Марина ничего не ответила, и я неодобрительно покосился на нее.
«Я говорю, а она не слушает».
– Марина!
Веки девушки затрепетали, и она открыла глаза. Мутный, ничего не выражающий взгляд. Словно на тебя смотрит большая кукла с глазами из прозрачного пластика.
– Ты слышишь?
«Конечно, слышит, дурень, – лениво рыгнув, отозвалось существо. – Давай, не останавливайся. Я люблю слушать эту историю».
– Отвали, – приказал я, с болью ощущая, как оно деловито шуршит когтями где-то глубоко внутри.

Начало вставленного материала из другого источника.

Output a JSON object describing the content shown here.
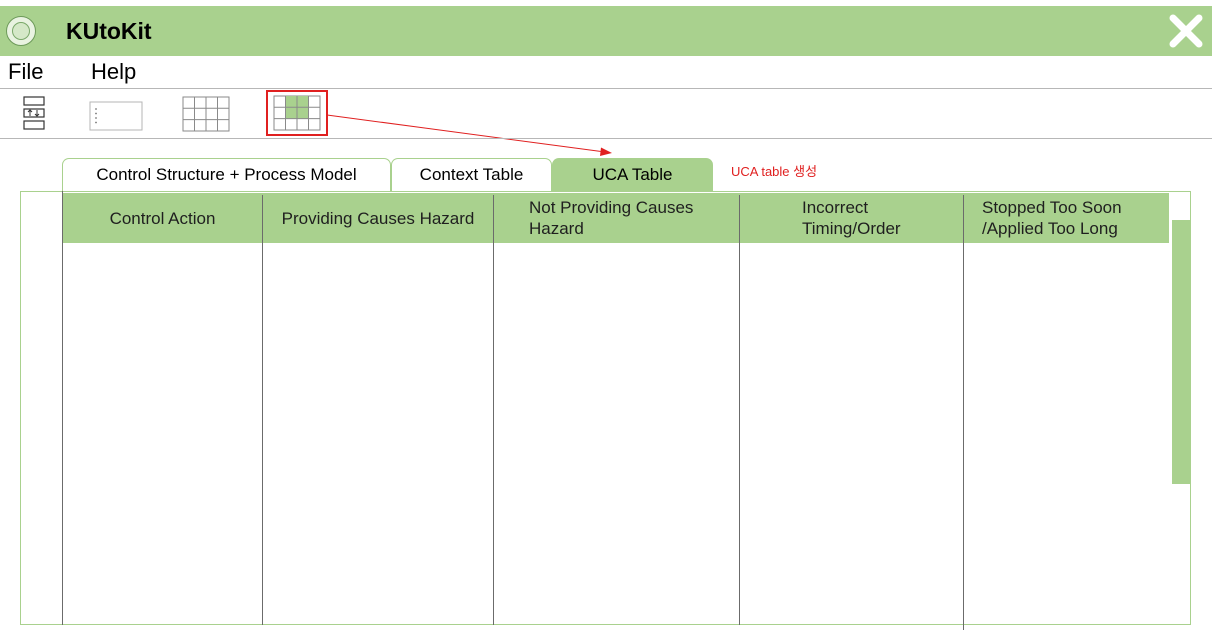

– Мне тогда только исполнилось семь лет. Утро было замечательным. Мы собирались пойти на спектакль – на носу был Новый год. Папа взял билеты, а мама планировала в магазин за продуктами. Мы завтракали, как вдруг отец поднял на мать глаза и совершенно спокойным голосом поинтересовался, зачем она развела в доме столько крыс. Мы с мамой удивленно переглянулись, а отец засмеялся. Он погрозил маме пальцем, мол, не нужно какие-то там секреты за моей спиной устраивать…
Я опустил в море руку, с наслаждением чувствуя мягкую прохладу. Зачерпнув немного воды, я поднес ее ко рту и одним махом выпил ее. Желудок мгновенно взбунтовался, угрожая вывернуться наружу вместе с поступившей внутрь влагой, но мне удалось сдержаться.
Конечно, это не фанта, блин. Морская вода – это морская вода. И все тут. На вкус – полный отстой, скажу я вам.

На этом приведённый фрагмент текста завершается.